Maternità, al via il nuovo assegno

24/09/2001


Corriere Economia



NOVITA’ Domande entro il 7 ottobre per i bimbi nati dal 2 luglio 2000

Maternità, al via il nuovo assegno


Indennità di tre milioni se la mamma è precaria o disoccupata

      Maternità più protetta. Al via il nuovo assegno che spetta alle neo-mamme disoccupate e precarie. La prestazione assistenziale, introdotta dalla Finanziaria dell’anno scorso, solo ora si presenta ai nastri di partenza, anche se il suo effetto è retroattivo. La norma prevede che lo Stato si faccia carico, fino a un massimo di tre milioni, dell’indennità di maternità spettante a chi si trova in particolari situazioni di disagio. Per ottenere il contributo è necessaria una domanda. E per i bimbi nati dal 2 luglio 2000 al 6 aprile 2001 i tempi stringono: la richiesta va fatta entro l’8 ottobre.
      A CHI SPETTA – La nuova indennità, che l’Inps chiama «assegno di maternità dello Stato», spetta a tutte le donne residenti, cittadine italiane o comunitarie, o extracomunitarie in possesso della carta di soggiorno (rilasciata allo straniero regolarmente soggiornante in Italia da almeno 5 anni e con un reddito sufficiente per sé e per la sua famiglia, sia che risultino già tutelate dalle norme vigenti (i cosiddetti precari), sia disoccupate. La corresponsione dell’assegno scatta quando si verifica uno dei seguenti casi:

      lavoratrice che già gode di una qualsiasi forma di tutela previdenziale, purché possa fare valere, tra i 9 e i 18 mesi (un anno e mezzo) precedenti la nascita del figlio, almeno 3 mesi di contribuzione versata;

      ex lavoratrice che non ha più la tutela previdenziale (perché disoccupata, ad esempio), purché dalla data della perdita del diritto alla copertura previdenziale, derivante dallo svolgimento di attività lavorativa di almeno 3 mesi, sia trascorso un periodo di tempo non superiore a 9 mesi;

      lavoratrice che abbia interrotto il rapporto di lavoro (sia per licenziamento sia per dimissioni) durante il periodo di gravidanza, purché possa far valere almeno 3 mesi di contribuzione versata nel periodo che va dai 18 ai 9 mesi precedenti la data di nascita del bambino.

      QUANTO SPETTA – Il sostegno alla maternità praticamente consiste nel garantire un indennizzo di 3 milioni per i figli nati dal 2 luglio 2000 in poi. La somma è corrisposta per intero a chi in quel momento non ha diritto ad alcuna prestazione, o per differenza nei confronti di chi gode già di tutela, ma in misura inferiore. È il caso delle lavoratrici parasubordinate, che pagano il contributo del 13% sulle collaborazioni, le quali hanno diritto a un assegno che dipende dal numero delle mensilità di contribuzione versate. L’assegno spetta anche per i minori adottati o in affidamento preadottivo a partire dal 2 luglio 2000.

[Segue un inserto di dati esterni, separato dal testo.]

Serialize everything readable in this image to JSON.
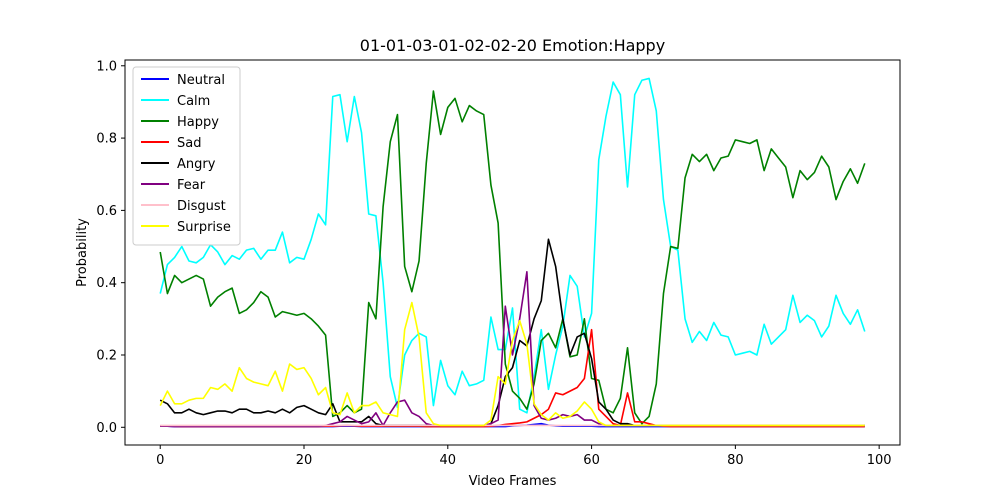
{
  "chart_data": {
    "type": "line",
    "title": "01-01-03-01-02-02-20 Emotion:Happy",
    "xlabel": "Video Frames",
    "ylabel": "Probability",
    "xlim": [
      -4.9,
      102.9
    ],
    "ylim": [
      -0.049,
      1.016
    ],
    "xticks": [
      0,
      20,
      40,
      60,
      80,
      100
    ],
    "yticks": [
      0.0,
      0.2,
      0.4,
      0.6,
      0.8,
      1.0
    ],
    "xtick_labels": [
      "0",
      "20",
      "40",
      "60",
      "80",
      "100"
    ],
    "ytick_labels": [
      "0.0",
      "0.2",
      "0.4",
      "0.6",
      "0.8",
      "1.0"
    ],
    "grid": false,
    "legend_position": "upper-left",
    "series": [
      {
        "name": "Neutral",
        "color": "#0000ff",
        "values": [
          0.003,
          0.003,
          0.002,
          0.002,
          0.002,
          0.002,
          0.002,
          0.002,
          0.002,
          0.002,
          0.002,
          0.002,
          0.002,
          0.002,
          0.002,
          0.002,
          0.002,
          0.002,
          0.002,
          0.002,
          0.002,
          0.002,
          0.002,
          0.002,
          0.002,
          0.003,
          0.003,
          0.003,
          0.002,
          0.002,
          0.002,
          0.002,
          0.002,
          0.002,
          0.002,
          0.002,
          0.002,
          0.002,
          0.002,
          0.002,
          0.002,
          0.002,
          0.002,
          0.002,
          0.002,
          0.002,
          0.002,
          0.002,
          0.002,
          0.004,
          0.005,
          0.006,
          0.008,
          0.01,
          0.006,
          0.004,
          0.003,
          0.003,
          0.003,
          0.003,
          0.003,
          0.002,
          0.002,
          0.002,
          0.002,
          0.002,
          0.002,
          0.002,
          0.002,
          0.002,
          0.002,
          0.002,
          0.002,
          0.002,
          0.002,
          0.002,
          0.002,
          0.002,
          0.002,
          0.002,
          0.002,
          0.002,
          0.002,
          0.002,
          0.002,
          0.002,
          0.002,
          0.002,
          0.002,
          0.002,
          0.002,
          0.002,
          0.002,
          0.002,
          0.002,
          0.002,
          0.002,
          0.002,
          0.002
        ]
      },
      {
        "name": "Calm",
        "color": "#00ffff",
        "values": [
          0.37,
          0.45,
          0.47,
          0.5,
          0.46,
          0.455,
          0.47,
          0.505,
          0.485,
          0.45,
          0.475,
          0.465,
          0.49,
          0.495,
          0.465,
          0.49,
          0.49,
          0.54,
          0.455,
          0.47,
          0.465,
          0.52,
          0.59,
          0.56,
          0.915,
          0.92,
          0.79,
          0.915,
          0.815,
          0.59,
          0.585,
          0.4,
          0.14,
          0.055,
          0.2,
          0.24,
          0.26,
          0.25,
          0.06,
          0.185,
          0.115,
          0.09,
          0.155,
          0.115,
          0.12,
          0.13,
          0.305,
          0.215,
          0.215,
          0.33,
          0.05,
          0.04,
          0.14,
          0.27,
          0.105,
          0.2,
          0.28,
          0.42,
          0.39,
          0.25,
          0.315,
          0.74,
          0.86,
          0.955,
          0.92,
          0.665,
          0.92,
          0.96,
          0.965,
          0.875,
          0.63,
          0.5,
          0.49,
          0.3,
          0.235,
          0.265,
          0.24,
          0.29,
          0.255,
          0.25,
          0.2,
          0.205,
          0.21,
          0.2,
          0.285,
          0.23,
          0.25,
          0.27,
          0.365,
          0.29,
          0.31,
          0.295,
          0.25,
          0.28,
          0.365,
          0.315,
          0.285,
          0.325,
          0.265
        ]
      },
      {
        "name": "Happy",
        "color": "#008000",
        "values": [
          0.485,
          0.37,
          0.42,
          0.4,
          0.41,
          0.42,
          0.41,
          0.335,
          0.36,
          0.375,
          0.385,
          0.315,
          0.325,
          0.345,
          0.375,
          0.36,
          0.305,
          0.32,
          0.315,
          0.31,
          0.315,
          0.3,
          0.28,
          0.255,
          0.03,
          0.04,
          0.06,
          0.04,
          0.05,
          0.345,
          0.3,
          0.61,
          0.79,
          0.865,
          0.445,
          0.375,
          0.46,
          0.73,
          0.93,
          0.81,
          0.885,
          0.91,
          0.845,
          0.89,
          0.875,
          0.865,
          0.67,
          0.565,
          0.175,
          0.1,
          0.08,
          0.05,
          0.12,
          0.24,
          0.26,
          0.22,
          0.3,
          0.195,
          0.2,
          0.3,
          0.135,
          0.13,
          0.05,
          0.04,
          0.08,
          0.22,
          0.04,
          0.01,
          0.03,
          0.12,
          0.37,
          0.5,
          0.495,
          0.69,
          0.755,
          0.735,
          0.755,
          0.71,
          0.745,
          0.75,
          0.795,
          0.79,
          0.785,
          0.795,
          0.71,
          0.77,
          0.745,
          0.72,
          0.635,
          0.71,
          0.685,
          0.705,
          0.75,
          0.72,
          0.63,
          0.68,
          0.715,
          0.675,
          0.73
        ]
      },
      {
        "name": "Sad",
        "color": "#ff0000",
        "values": [
          0.003,
          0.003,
          0.003,
          0.002,
          0.002,
          0.002,
          0.002,
          0.002,
          0.002,
          0.002,
          0.002,
          0.002,
          0.002,
          0.002,
          0.002,
          0.002,
          0.002,
          0.002,
          0.002,
          0.002,
          0.002,
          0.002,
          0.002,
          0.003,
          0.003,
          0.004,
          0.005,
          0.004,
          0.003,
          0.003,
          0.003,
          0.003,
          0.003,
          0.003,
          0.003,
          0.003,
          0.003,
          0.002,
          0.002,
          0.002,
          0.002,
          0.002,
          0.002,
          0.002,
          0.002,
          0.002,
          0.003,
          0.005,
          0.008,
          0.01,
          0.012,
          0.015,
          0.025,
          0.035,
          0.05,
          0.095,
          0.09,
          0.1,
          0.11,
          0.135,
          0.27,
          0.05,
          0.03,
          0.01,
          0.005,
          0.095,
          0.015,
          0.015,
          0.01,
          0.005,
          0.003,
          0.002,
          0.002,
          0.002,
          0.002,
          0.002,
          0.002,
          0.002,
          0.002,
          0.002,
          0.002,
          0.002,
          0.002,
          0.002,
          0.002,
          0.002,
          0.002,
          0.002,
          0.002,
          0.002,
          0.002,
          0.002,
          0.002,
          0.002,
          0.002,
          0.002,
          0.002,
          0.002,
          0.002
        ]
      },
      {
        "name": "Angry",
        "color": "#000000",
        "values": [
          0.075,
          0.065,
          0.04,
          0.04,
          0.05,
          0.04,
          0.035,
          0.04,
          0.045,
          0.045,
          0.04,
          0.05,
          0.05,
          0.04,
          0.04,
          0.045,
          0.04,
          0.05,
          0.04,
          0.055,
          0.06,
          0.05,
          0.04,
          0.035,
          0.065,
          0.015,
          0.015,
          0.015,
          0.015,
          0.03,
          0.01,
          0.005,
          0.005,
          0.005,
          0.005,
          0.005,
          0.005,
          0.005,
          0.005,
          0.005,
          0.005,
          0.005,
          0.005,
          0.005,
          0.005,
          0.005,
          0.01,
          0.06,
          0.14,
          0.165,
          0.24,
          0.225,
          0.3,
          0.35,
          0.52,
          0.445,
          0.3,
          0.2,
          0.25,
          0.26,
          0.19,
          0.07,
          0.05,
          0.02,
          0.01,
          0.01,
          0.005,
          0.005,
          0.005,
          0.005,
          0.005,
          0.005,
          0.005,
          0.005,
          0.005,
          0.005,
          0.005,
          0.005,
          0.005,
          0.005,
          0.005,
          0.005,
          0.005,
          0.005,
          0.005,
          0.005,
          0.005,
          0.005,
          0.005,
          0.005,
          0.005,
          0.005,
          0.005,
          0.005,
          0.005,
          0.005,
          0.005,
          0.005,
          0.005
        ]
      },
      {
        "name": "Fear",
        "color": "#800080",
        "values": [
          0.003,
          0.003,
          0.002,
          0.002,
          0.002,
          0.002,
          0.002,
          0.002,
          0.002,
          0.002,
          0.002,
          0.002,
          0.002,
          0.002,
          0.002,
          0.002,
          0.002,
          0.002,
          0.002,
          0.002,
          0.002,
          0.002,
          0.002,
          0.005,
          0.01,
          0.015,
          0.03,
          0.02,
          0.01,
          0.015,
          0.04,
          0.005,
          0.04,
          0.07,
          0.075,
          0.04,
          0.03,
          0.01,
          0.005,
          0.005,
          0.005,
          0.005,
          0.005,
          0.005,
          0.005,
          0.005,
          0.01,
          0.02,
          0.335,
          0.2,
          0.3,
          0.43,
          0.06,
          0.025,
          0.02,
          0.025,
          0.035,
          0.03,
          0.035,
          0.02,
          0.02,
          0.01,
          0.005,
          0.005,
          0.005,
          0.005,
          0.005,
          0.005,
          0.005,
          0.005,
          0.005,
          0.005,
          0.005,
          0.005,
          0.005,
          0.005,
          0.005,
          0.005,
          0.005,
          0.005,
          0.005,
          0.005,
          0.005,
          0.005,
          0.005,
          0.005,
          0.005,
          0.005,
          0.005,
          0.005,
          0.005,
          0.005,
          0.005,
          0.005,
          0.005,
          0.005,
          0.005,
          0.005,
          0.005
        ]
      },
      {
        "name": "Disgust",
        "color": "#ffc0cb",
        "values": [
          0.005,
          0.005,
          0.005,
          0.005,
          0.005,
          0.005,
          0.005,
          0.005,
          0.005,
          0.005,
          0.005,
          0.005,
          0.005,
          0.005,
          0.005,
          0.005,
          0.005,
          0.005,
          0.005,
          0.005,
          0.005,
          0.005,
          0.005,
          0.005,
          0.005,
          0.005,
          0.005,
          0.005,
          0.005,
          0.005,
          0.005,
          0.005,
          0.005,
          0.005,
          0.005,
          0.005,
          0.005,
          0.005,
          0.005,
          0.005,
          0.005,
          0.005,
          0.005,
          0.005,
          0.005,
          0.005,
          0.005,
          0.005,
          0.005,
          0.005,
          0.005,
          0.005,
          0.005,
          0.005,
          0.005,
          0.005,
          0.005,
          0.005,
          0.005,
          0.005,
          0.005,
          0.005,
          0.005,
          0.005,
          0.005,
          0.005,
          0.005,
          0.005,
          0.005,
          0.005,
          0.005,
          0.005,
          0.005,
          0.005,
          0.005,
          0.005,
          0.005,
          0.005,
          0.005,
          0.005,
          0.005,
          0.005,
          0.005,
          0.005,
          0.005,
          0.005,
          0.005,
          0.005,
          0.005,
          0.005,
          0.005,
          0.005,
          0.005,
          0.005,
          0.005,
          0.005,
          0.005,
          0.005,
          0.005
        ]
      },
      {
        "name": "Surprise",
        "color": "#ffff00",
        "values": [
          0.06,
          0.1,
          0.065,
          0.065,
          0.075,
          0.08,
          0.08,
          0.11,
          0.105,
          0.12,
          0.1,
          0.165,
          0.135,
          0.125,
          0.12,
          0.115,
          0.155,
          0.1,
          0.175,
          0.16,
          0.165,
          0.135,
          0.09,
          0.11,
          0.04,
          0.035,
          0.095,
          0.04,
          0.06,
          0.06,
          0.07,
          0.04,
          0.035,
          0.03,
          0.27,
          0.345,
          0.25,
          0.04,
          0.01,
          0.005,
          0.005,
          0.005,
          0.005,
          0.005,
          0.005,
          0.005,
          0.02,
          0.14,
          0.12,
          0.24,
          0.295,
          0.23,
          0.065,
          0.035,
          0.02,
          0.04,
          0.025,
          0.03,
          0.045,
          0.07,
          0.05,
          0.015,
          0.005,
          0.005,
          0.005,
          0.005,
          0.005,
          0.005,
          0.005,
          0.005,
          0.005,
          0.005,
          0.005,
          0.005,
          0.005,
          0.005,
          0.005,
          0.005,
          0.005,
          0.005,
          0.005,
          0.005,
          0.005,
          0.005,
          0.005,
          0.005,
          0.005,
          0.005,
          0.005,
          0.005,
          0.005,
          0.005,
          0.005,
          0.005,
          0.005,
          0.005,
          0.005,
          0.005,
          0.005
        ]
      }
    ]
  }
}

      LA DOMANDA – Per ottenere l’indennizzo, che viene corrisposto dall’Inps, bisogna presentare domanda entro il termine perentorio di 6 mesi (altrimenti si perde il diritto), dalla nascita o dall’ingresso in famiglia, in caso di adozioni.
      Le disposizioni di attuazione della Finanziaria 2000 sono state adottate con un decreto entrato in vigore lo scorso 7 aprile. Pertanto, per nascite e adozioni verificatesi dal 2 luglio 2000 al 6 aprile 2001, le domande scadono il 7 di ottobre (con proroga all’8, perché il 7 cade di domenica).